Since we left Cairnyl, any spare moment I had was spent attempting to use the booklet Rayven gifted me to shadow wield. What I didn’t realize when I began, though, was that it was unlike any other zirilium I’d ever used.
I hadn’t even come close yet, and I’d been here for hours.
Taking a deep breath and letting Rayven’s written words flow over me once more, I turned my attention inward.
Shadow wielding isn’t something you force, it has to choose to work with you.
Loosening another breath, I focused on the shadow of a branch that lay before me. I analyzed the shape of it, the small gaps where the leaves parted overhead. The dark color of it, where the shining light of the moon overhead had been blocked out.
You can’t bend it to your will right away—you must bend to it just as much as it bends to you. Meet it in the middle.
I kept my full attention on the shadow, slowly feeling a light buzzing sensation overcome my outstretched arms, closest to the darkness. I summoned a dredge of my own energy with those words in mind, and shoved that surge towards the shadow.
With that, I felt a tether snap into place—like pieces of a puzzle fitting together at last. I gasped at the contact of energy, and flicked a single finger out of place.
The edges of the shadow moved in rhythm with the motion.
I let out a victorious laugh, hopping to my feet once again, making sure to not let go of that tether of energy.
Tobecomeshadow, you have to surrender your entire being to it—nothingcan hold you back.
Taking another steadying breath, I attuned my mind to that connection before me. My fingers were still tingling, and I hoped to the Stars that was a good sign.
I rolled my shoulders back, slowly relaxing each muscle in my body. I let go of my anxieties about the war to come, about Aurora who I’d left in Cairnyl, and the brother I’d likely see during battle in a matter of hours.
Each deep breath I released, I let go of another anxiety. And with each breath, more of my body was overcome with that tingling sensation. First my hands and arms, then from my toes up my legs, and onward.
Another series of breaths, and I stopped worrying about if I’d have to face anybody I knew during this battle, if my friends would survive, if my father would come to lead his people himself.Mypeople.
The sensation spread up my limbs and into my torso, up my spine. I knew if I looked at my hands, I’d likely see the beginnings of my body turning to shadow, but I didn’t dare break my eyes away from the shadow before me and risk losing that focus.
Just as I went to take in another series of breaths, to hopefully succeed in this task, a crushing weight sucked the air right out of my lungs.
Gasping, I felt that tether between me and the surrounding shadows collapse, and I stumbled back a step at the loss of contact.
But the weight on my chest wasn’t coming from me.
Byn.
As fast as my muscles would allow, I spread my wings—taking up the entire width of the small clearing—and used that pain and agony in my chest to guide me to him.
I followed that feeling deeper into the forest, farther away from the South’s campsite. If Byn wasn’t feeling his best, reconnecting with nature and grounding himself with it would have been one ofthe first things he attempted to do. I remembered him mentioning that during one of our late night talks while at the cabin.
I followed those emotions as if they, too, were a tether between us—between our very souls.

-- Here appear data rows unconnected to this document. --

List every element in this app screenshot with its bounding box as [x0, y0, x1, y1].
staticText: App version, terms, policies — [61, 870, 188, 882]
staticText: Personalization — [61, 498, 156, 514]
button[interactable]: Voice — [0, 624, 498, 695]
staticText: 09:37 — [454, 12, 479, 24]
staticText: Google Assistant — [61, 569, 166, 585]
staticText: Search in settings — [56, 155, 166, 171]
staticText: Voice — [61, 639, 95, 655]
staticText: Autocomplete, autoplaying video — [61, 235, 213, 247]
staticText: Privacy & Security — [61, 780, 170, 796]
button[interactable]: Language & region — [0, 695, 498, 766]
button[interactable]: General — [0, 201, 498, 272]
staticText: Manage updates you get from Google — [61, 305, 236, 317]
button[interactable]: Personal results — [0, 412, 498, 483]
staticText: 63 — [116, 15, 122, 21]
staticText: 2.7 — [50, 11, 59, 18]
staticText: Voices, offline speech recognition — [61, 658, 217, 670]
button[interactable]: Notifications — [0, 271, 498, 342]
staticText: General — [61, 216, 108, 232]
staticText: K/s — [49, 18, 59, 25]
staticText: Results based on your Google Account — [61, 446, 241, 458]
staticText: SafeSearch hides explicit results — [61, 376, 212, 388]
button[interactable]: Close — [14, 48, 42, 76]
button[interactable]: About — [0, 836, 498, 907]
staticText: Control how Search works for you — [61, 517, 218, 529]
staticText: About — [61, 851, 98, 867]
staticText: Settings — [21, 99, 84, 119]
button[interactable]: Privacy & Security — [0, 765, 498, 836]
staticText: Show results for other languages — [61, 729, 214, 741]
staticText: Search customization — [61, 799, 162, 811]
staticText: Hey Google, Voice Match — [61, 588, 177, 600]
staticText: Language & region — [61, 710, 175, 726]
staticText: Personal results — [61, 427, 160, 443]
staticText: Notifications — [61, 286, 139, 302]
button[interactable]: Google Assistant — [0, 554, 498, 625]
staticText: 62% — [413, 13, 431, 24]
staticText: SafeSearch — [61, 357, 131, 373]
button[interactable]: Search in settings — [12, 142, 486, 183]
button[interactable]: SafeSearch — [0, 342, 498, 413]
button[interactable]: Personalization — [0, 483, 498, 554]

Soon, heart racing, I circled over the same small group of trees twice when I finally spotted him below the largest of them.
Drawing my wings in, I fell, only releasing them again when I was close enough to the ground to catch myself and elegantly land just a few feet away from my husband.
The sight before me left me feeling gutted.
Byn was kneeling, hands covering his face, and was violently hyperventilating. Tears streamed down his face, and his entire body shook with the sobs that wrecked his chest.
Flinging myself onto the ground before him, I gently grasped his hands in mine and pulled them free of his face.
“Byn,” I said softly, my voice steady despite my racing heart and panic of my own blooming in my chest.
His eyes shot up to mine, darting around my face before landing on my eyes again. His breath was still coming quicker than I could count, but I could feel his agony ease just slightly at the sight of me before him.